If you set 2e9 / bytes_per_voxel * 0.85 to 0 all predictions will be saved to disk instead of keeping them in RAM. Fast disk (SSD) recommended.

Finally, you may want to reduce the number of workers used for resampling segmentations: --num_threads_nifti_save XX.

If could be that the export/resampling will run for much longer than the inference itself, so verifying top/htop for CPU activity should be done to see whether things hang or not.

Best, Fabian

chrisrapson commented 2 years ago

Thanks for all the suggestions - and in general, all the time you put in to respond to people here! I'll try them out and let you know how it turns out.

FabianIsensee commented 2 years ago

Always happy to help!

dojoh commented 1 year ago

Hello,

Its this question still relevant? Otherwise, I would close the issue.

Cheers Ole

chrisrapson commented 1 year ago

The original questions is resolved. The follow-up question about RAM usage during inference was still not clear to me. I think the RAM usage was increasing before reaching the post-processing stage, or exporting to npy/nifti. I never did figure it out completely, and ended up just sweeping it under the rug by providing enough RAM.

Pragmatically, I'm happy for the issue to be marked solved, and I can open it again later if I have more information to add.

FabianIsensee commented 1 year ago

Hey, so the bulk of the RAM usage will be caused by the resampling of the softmax probabilities to the original image shape. This typically happens towards the end, before the postprocessing. It can be reduced by reducing the number of workers used for exporting segmentations. This will however cause an increased run time. Does that answer your question?

chrisrapson commented 1 year ago

Yes, I've seen the RAM usage spike when post-processing in the function that exports to nifti.

If I remember right (it was a year ago now, so take it with a grain of salt) I tried running inference for just one image, and set a breakpoint in the for loop above. Each time through the loop, the RAM usage increased by a small amount. While paused, the RAM was unchanged, so I don't think there was another process or thread causing it.

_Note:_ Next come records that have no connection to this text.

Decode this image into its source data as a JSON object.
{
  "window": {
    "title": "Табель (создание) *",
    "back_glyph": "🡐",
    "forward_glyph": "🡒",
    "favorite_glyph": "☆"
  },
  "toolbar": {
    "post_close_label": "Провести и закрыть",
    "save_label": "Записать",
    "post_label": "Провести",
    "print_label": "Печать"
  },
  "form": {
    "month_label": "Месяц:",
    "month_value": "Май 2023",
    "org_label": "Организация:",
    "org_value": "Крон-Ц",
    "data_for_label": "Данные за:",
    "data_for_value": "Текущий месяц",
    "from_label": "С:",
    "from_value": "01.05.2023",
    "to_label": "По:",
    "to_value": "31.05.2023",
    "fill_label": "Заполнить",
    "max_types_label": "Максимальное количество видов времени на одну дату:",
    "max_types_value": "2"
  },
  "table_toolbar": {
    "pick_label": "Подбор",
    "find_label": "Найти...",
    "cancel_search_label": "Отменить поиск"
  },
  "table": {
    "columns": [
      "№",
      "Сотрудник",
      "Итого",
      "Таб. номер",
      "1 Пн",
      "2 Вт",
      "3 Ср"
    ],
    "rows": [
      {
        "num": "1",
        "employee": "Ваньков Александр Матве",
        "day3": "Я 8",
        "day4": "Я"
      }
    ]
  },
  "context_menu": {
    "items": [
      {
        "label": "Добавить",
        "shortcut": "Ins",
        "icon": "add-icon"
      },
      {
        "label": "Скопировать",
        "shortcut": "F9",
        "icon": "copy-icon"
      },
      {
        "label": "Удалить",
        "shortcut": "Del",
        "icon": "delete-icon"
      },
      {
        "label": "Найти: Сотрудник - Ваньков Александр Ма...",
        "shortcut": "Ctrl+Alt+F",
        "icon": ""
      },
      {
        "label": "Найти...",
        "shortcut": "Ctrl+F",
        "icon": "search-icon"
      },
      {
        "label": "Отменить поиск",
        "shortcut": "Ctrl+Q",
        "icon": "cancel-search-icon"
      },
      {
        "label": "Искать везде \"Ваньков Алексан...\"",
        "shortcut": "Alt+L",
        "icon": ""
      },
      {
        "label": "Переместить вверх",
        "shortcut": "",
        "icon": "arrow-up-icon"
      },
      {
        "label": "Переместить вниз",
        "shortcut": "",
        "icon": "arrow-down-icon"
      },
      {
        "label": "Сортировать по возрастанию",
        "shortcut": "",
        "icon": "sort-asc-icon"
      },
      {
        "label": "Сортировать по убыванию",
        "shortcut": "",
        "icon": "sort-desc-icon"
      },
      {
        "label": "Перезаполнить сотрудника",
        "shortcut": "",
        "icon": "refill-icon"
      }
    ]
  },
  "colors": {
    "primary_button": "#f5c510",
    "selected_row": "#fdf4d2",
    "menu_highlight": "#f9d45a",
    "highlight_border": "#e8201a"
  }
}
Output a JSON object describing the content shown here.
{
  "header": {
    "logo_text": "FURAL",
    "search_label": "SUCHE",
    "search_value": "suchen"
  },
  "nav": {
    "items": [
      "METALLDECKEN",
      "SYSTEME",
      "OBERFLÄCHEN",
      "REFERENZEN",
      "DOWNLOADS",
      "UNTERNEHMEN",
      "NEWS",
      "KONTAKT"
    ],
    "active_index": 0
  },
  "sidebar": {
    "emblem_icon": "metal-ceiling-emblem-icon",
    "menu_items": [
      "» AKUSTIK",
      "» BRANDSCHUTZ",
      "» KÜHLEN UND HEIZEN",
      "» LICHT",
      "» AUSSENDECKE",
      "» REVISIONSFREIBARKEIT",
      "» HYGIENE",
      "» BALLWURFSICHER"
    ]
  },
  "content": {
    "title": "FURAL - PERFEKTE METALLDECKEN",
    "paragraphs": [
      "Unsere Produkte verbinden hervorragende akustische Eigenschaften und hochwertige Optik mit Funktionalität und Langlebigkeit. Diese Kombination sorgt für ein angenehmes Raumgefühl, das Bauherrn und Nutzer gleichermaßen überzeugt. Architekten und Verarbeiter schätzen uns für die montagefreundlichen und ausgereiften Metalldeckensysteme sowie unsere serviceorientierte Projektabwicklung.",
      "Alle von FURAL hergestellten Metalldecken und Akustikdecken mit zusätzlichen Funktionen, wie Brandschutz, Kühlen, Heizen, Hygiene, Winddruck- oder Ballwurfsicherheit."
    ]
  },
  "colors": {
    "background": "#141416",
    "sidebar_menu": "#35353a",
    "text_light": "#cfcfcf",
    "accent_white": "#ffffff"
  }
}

But I never looked into it in enough detail to provide a useful breakdown. It was easier just to make the problem go away by adding more RAM. Especially since it doesn't seem to affect anybody else. I'm happy to close this ticket.

FabianIsensee commented 1 year ago

By loop I presume you refer to this? https://github.com/MIC-DKFZ/nnUNet/blob/fd58e25a304e2ab0cd4c16d2c79505c2882e3593/nnunet/network_architecture/neural_network.py#L374-L394

This loop is the one where all the predictions are generated. In principle the arrays we are writing to should be preallocated, but in practice torch does not reserve the required memory (at least thats my assumption based on my observations). This means that it is expected that the memory usage increases as more and more of the target image gets predicted.

Are you seeing the same problem with nnU-Net v2?

chrisrapson commented 1 year ago

Yes, that's what I was referring to. It would make sense if that's known torch behaviour.

I haven't made the switch to v2 yet, so I can't comment.